German court against root-kits
German tech news site Heise just reported that a reseller has to reimburse a customer for losses suffered installing a Sony rootkit-encumbered CD.
You may remember that Sony added a root kit ("XCP", essentially an invasive, self-installing piece of software that works the same way as many trojans do). For those who aren't able to read German, here's a translation:
The plaintiff (...) had purchased an Anastacia-CD by Sony from the defendant through eBay. When he attempted to play it on his computer, a warning message from his anti-virus software appeared, according to which a trojan called "rootkit.b" had been detected. The plaintiff then did a scan for malware on his three computers and "set a restore point". In the process, loss of data had occurred.

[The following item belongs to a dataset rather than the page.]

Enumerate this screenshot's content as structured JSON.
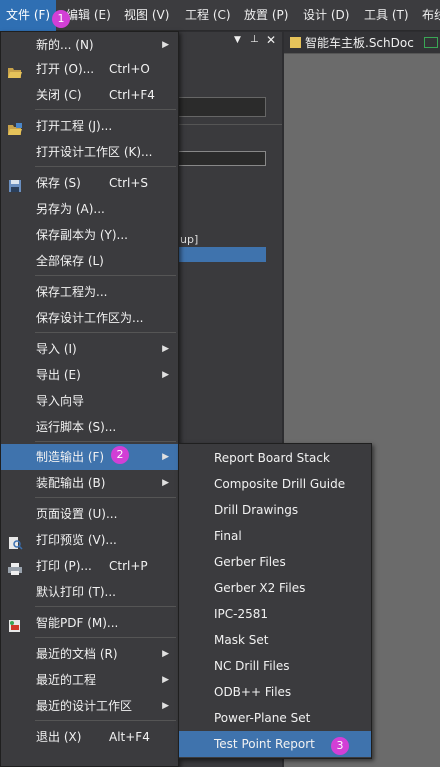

The judgement was performed by the municipal court in Hamburg-Wandsbek, so this is not the final say in the matter, especially not for all of Germany, but there is hope that this will come back to bite Sony, and that resellers will increase pressure on Sony to protect them from future issues like this, forcing a general recall of any leftover CDs, and that no company will try something as invasive, and as stupid again.
In the course of the claim, he requested 200 Euros for 20 work hours "during the run of the anti-virus software", as well as 100 Euros for ten hours needed to re-enter the lost data. In addition, he demanded compensation for loss of profit, since he had been unable to pursue his freelance business. He also demanded 800 Euros, that he had to pay an expert for restoring his network and about 185 Euros in lawyer's fees. In total his demands thus came to about 1500 Euros.
The court eventually ordered the seller to pay damages of about 1200 Euros. In the judge's opinion, the sold Music CD was defective in quality. The purchaser of a CD could expect it to be playable on a computer without invasive effects on his system. But after consulting an expert's report, it became clear that an application on the Sony CD had at least attempted to access the internet.
The seller of the CD was to answer for this defect. Although a music salesman could usually not be expected to check every copy of a music CD in advance, in this case the "not merely remote possibility" existed that the seller was aware of the issues surrounding the Sony products. On the other hand, the plaintiff did not have any responsibility. He had not acted differently "than to be expected from an average user in this situation". In particular, the defect "provoked" his reaction. Therefore, the court ordered the defendant to pay the demanded damages except for the lost profit. According to the plaintiff, the judgement has become final in the meantime.
Too bad about the seller, though. While he apparently was found to not really have performed due diligence after the Sony Root-kit fiasco, I think the wrong person was sentenced here. Someone responsible from Sony should really have been sitting on the bench here.
PS - I am not a lawyer, and everything on this page (and this site, actually) is just my personal opinion. I might have mis-translated a few legal terms, so when in doubt, go to the German translation for clarification.